I am in the process of drafting a reply. Something along the lines of:
I see Mr. Mason Powell has seen fit to respond to my letter arguing for an all island approach to fighting the Covid-19 pandemic by calling it a "disgraceful slur on unionist politicians". (Write Back, April 9th.)
In a long letter, name checking me in almost every paragraph, he makes not one reference to the widespread epidemiological research and expert opinion arguing that an all-island approach is the only viable approach to suppressing the virus - as most recently expressed by Professor Samuel McConkey on your own opinion page.
The sad fact, as noted by Dr. Gabriel Scally, President of the Epidemiology and Public Health section of the Royal Society of Medicine, is that UK government scientists initially considered WHO advice for managing the pandemic as "relevant only to low- and middle-income countries", and instead chose to follow "a novel and unevidenced approach" known as "herd immunity" with the result that the official published headline figure for deaths in the UK is now 170 people per million population, whereas in the Republic it is 74.
But worse than that, the Irish figure includes deaths in nursing homes and other residential care homes which make up 54% of the Irish total - in line with other European countries. The UK figures do not include deaths outside hospitals - almost uniquely in the world - and are thus a very considerable under-estimate. If like in the Republic, UK deaths in Nursing homes are also 54% of the true total, the figure for total deaths in the UK is 370 per million of population, or exactly 5 times the Irish rate.
But it gets even worse. The UK generally only tests for Covid-19 on admission to hospital with the result that rate of testing for Covid-19 is only about one third the Irish rate per million inhabitants.
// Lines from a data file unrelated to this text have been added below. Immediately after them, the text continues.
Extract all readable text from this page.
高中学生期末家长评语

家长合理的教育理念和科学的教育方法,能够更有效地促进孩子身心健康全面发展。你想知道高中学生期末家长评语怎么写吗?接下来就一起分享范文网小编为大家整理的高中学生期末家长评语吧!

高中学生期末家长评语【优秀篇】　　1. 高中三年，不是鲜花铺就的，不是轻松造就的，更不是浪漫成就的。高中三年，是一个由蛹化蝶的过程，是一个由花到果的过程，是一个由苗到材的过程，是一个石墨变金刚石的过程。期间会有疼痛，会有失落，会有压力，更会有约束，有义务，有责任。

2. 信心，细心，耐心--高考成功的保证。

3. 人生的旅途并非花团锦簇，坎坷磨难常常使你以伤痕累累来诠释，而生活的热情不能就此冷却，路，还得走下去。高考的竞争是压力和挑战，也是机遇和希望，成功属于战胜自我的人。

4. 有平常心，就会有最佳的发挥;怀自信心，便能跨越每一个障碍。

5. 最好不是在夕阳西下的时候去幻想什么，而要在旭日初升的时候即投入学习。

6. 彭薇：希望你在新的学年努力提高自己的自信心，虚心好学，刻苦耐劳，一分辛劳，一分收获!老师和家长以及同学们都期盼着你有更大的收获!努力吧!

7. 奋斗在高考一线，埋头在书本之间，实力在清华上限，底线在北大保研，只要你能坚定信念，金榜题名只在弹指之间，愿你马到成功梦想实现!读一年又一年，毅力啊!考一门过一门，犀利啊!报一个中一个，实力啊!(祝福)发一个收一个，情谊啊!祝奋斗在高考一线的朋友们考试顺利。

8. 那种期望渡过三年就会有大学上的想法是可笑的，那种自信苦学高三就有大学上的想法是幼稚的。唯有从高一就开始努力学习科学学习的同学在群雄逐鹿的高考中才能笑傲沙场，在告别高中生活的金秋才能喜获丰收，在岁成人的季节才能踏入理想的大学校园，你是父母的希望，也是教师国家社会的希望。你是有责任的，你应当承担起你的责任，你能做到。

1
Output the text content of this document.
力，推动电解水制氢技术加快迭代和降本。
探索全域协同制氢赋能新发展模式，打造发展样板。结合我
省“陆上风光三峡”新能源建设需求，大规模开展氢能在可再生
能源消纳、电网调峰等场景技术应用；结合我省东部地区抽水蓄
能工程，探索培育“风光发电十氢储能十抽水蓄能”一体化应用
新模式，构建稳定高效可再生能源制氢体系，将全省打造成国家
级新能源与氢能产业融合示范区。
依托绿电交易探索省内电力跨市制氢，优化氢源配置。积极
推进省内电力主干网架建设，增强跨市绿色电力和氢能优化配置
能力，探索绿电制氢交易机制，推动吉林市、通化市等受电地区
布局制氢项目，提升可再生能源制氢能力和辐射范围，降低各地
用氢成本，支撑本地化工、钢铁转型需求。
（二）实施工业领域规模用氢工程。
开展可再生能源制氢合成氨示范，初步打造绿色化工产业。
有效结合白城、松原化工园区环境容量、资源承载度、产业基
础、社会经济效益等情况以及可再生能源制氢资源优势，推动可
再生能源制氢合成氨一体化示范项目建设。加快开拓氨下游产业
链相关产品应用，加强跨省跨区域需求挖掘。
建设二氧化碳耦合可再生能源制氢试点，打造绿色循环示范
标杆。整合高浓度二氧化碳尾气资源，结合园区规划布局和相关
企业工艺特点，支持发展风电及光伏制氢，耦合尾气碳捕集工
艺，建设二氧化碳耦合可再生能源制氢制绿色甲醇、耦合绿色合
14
How many more Covid-19 cases and deaths would be uncovered if Britain tripled its testing rate by extending it to mildly symptomatic cases in the community? At the moment, even those who die from Covid-19 in the wider community are not recorded as such or at least not included in the national statistics even if they are tested and found to be positive.
It is impossible, at this stage, to estimate accurately just how great an under-count of actual covid-19 deaths this results in, but if only half of actual UK Covid-19 deaths are in Hospitals or nursing homes, this would result in deaths per Million inhabitants being anything up to ten times higher in the UK than in Ireland. (Death rates and testing figures courtesy of https:/www.worldometers.info/coronavirus as of 14/04/2020).
The point of raising these statistics is not to engage in some sort of morbid international league table, but rather to illustrated the fact that certain anti-pandemic strategies have been shown to work rather better than others. Left to its own devices, absent social distancing counter-measures, Covid-19 has been shown to double the number of infections in a society every 3 days, with the result that a 15 day delay in implementing stringent social distancing protocols can result in a 32 fold increase in total infections, and ultimately deaths. That is the nature of the exponential infection curve and the existential crisis we are dealing with.
Fortunately the infection seems to have arrived rather later in N. Ireland than in Britain, with the result that the delay in cancelling mass gatherings, closing schools and businesses, and implementing social distancing protocols may not have quite the same catastrophic effects we are seeing in Britain. Many citizens also appear to have begun to implement social distancing measures before being instructed to do so by the government. With luck, we can use the Irish sea to our advantage and test and quarantine all incoming travellers from more highly infected regions and thus succeed in suppressing the pandemic altogether on this island.
I fear it is too late to implement that strategy in Britain where millions may already be infected and spreading the disease unknown to themselves for lack of community testing and because the disease so often presents with only mild or non-existent symptoms, especially in its early stages.
But any effort to suppress the disease on this island can only succeed if we jointly pursue a strategy of widespread testing and contact tracing and strict controls on all incoming passengers at all ports and airports, north and south. Mr. Mason Powell mentions the 141 Garda checkpoints along the border during the foot and mouth crisis - I can assure him there were many more than that throughout the country these last few days preventing people from venturing more than 2KM from their homes except on urgent and essential business.
I am also pleased to note that since my letter was published the Irish and N. Irish public health and government officials have concluded a much needed but rather late in the day agreement to "cooperate" on Covid-19 containment and suppression arrangements in the future. I am sorry if Mr. Mason Powell feels that my criticism of N. Ireland politicians for their tardiness in coming to such arrangements earlier represents a "slur on unionist politicians", but as you can see from the above this is a life and death matter, possibly for many thousands, both north and south of the border.
I can understand why some unionist politicians and commentators may feel there is a nationalist agenda behind some calls for an all island approach, but the fact is that viruses like Covid-19 know no borders. The same argument we are having here is happening all over Europe between neighbouring countries pursuing different anti-pandemic strategies with the result that the pan-European response has been a mess, and much less effective than the strategies pursued in some Asian countries.
It would be a pity if we were to let different political allegiances interfere in the development of a comprehensive and coherent anti-pandemic response. Covid-19 could end up killing far more people on this island than the Troubles ever did. It's time to bury the hatchet and work together, but that also means implementing strategies that have been shown to work better, regardless of who proposed them first.